Although Scout and Jem had never seen Boo Radley, Boo had certainly been keeping a watch on them. Some of the neighborhood rumors about Boo were probably true: He did occasionally creep around at night, since he had made contact with the children before the assault by Bob Ewell (placing the blanket on Scout's shoulders and by mending Jem's lost pants). Boo had initiated the leaving of gifts in the knothole, and he watched them from within the Radley house as the children rolled the tire and played their Boo Radley game on the sidewalk.
Boo was the children's neighbor, friend and protector--Jem and Scout were "his children," too--although it took Scout a long time to recognize this. On that fateful Halloween night, Boo may have seen the children leave alone and unescorted, and decided to keep an eye on them. Boo may or may not have even known about the Tom Robinson trial or Bob's threats against Atticus, but then again, Boo was one surprising fellow.
Boo was our neighbor...
Summer, and he watched his children's heart break. Autumn again, and Boo's children needed him. (Chapter 31)
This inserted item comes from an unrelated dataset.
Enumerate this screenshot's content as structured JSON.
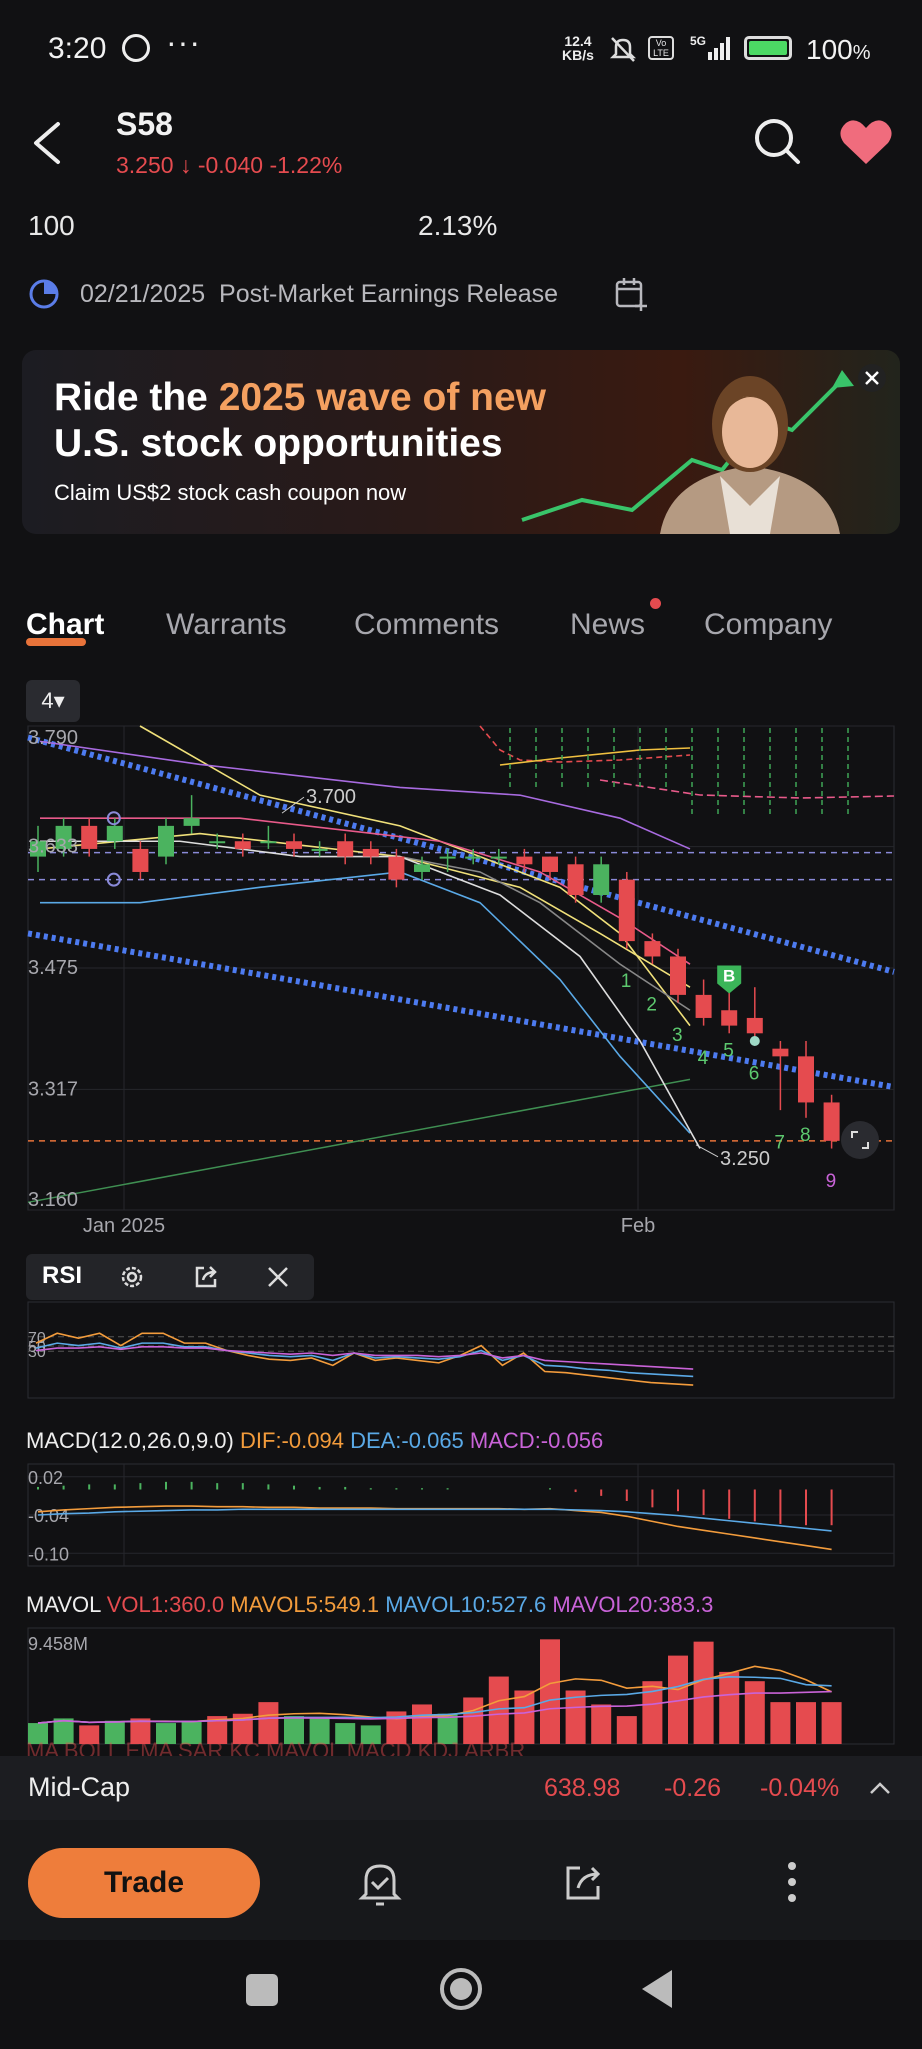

As was mentioned in the previous post, Boo viewed Jem and Scout as his friends. He quietly watched them play from his home and even attempted to communicate with them by leaving gifts in the knothole of the tree. On the evening of Bob Ewell's attack, Boo was more than likely watching Jem and Scout walk the streets alone. Like any concerned neighbor, Boo recognized Bob Ewell as a threat to the children and intervened when Bob attacked. Boo had the children's safety in mind when he left his home to fight off the attacker. Despite the fact that Boo considered Jem and Scout to be his friends, Boo was simply acting like a concerned citizen would if they witnessed two children being attacked by an adult. Boo understood that Jem and Scout needed help and selflessly came to their aid. Although Boo is reclusive and does not say much, he obviously knew that the children were in danger and decided to intervene. Personally, I do not think his appreciation for Atticus or his affinity for the children played a major part in his decision to intervene. Fortunately, Boo was able to prevent Bob Ewell from extensively harming or killing the children.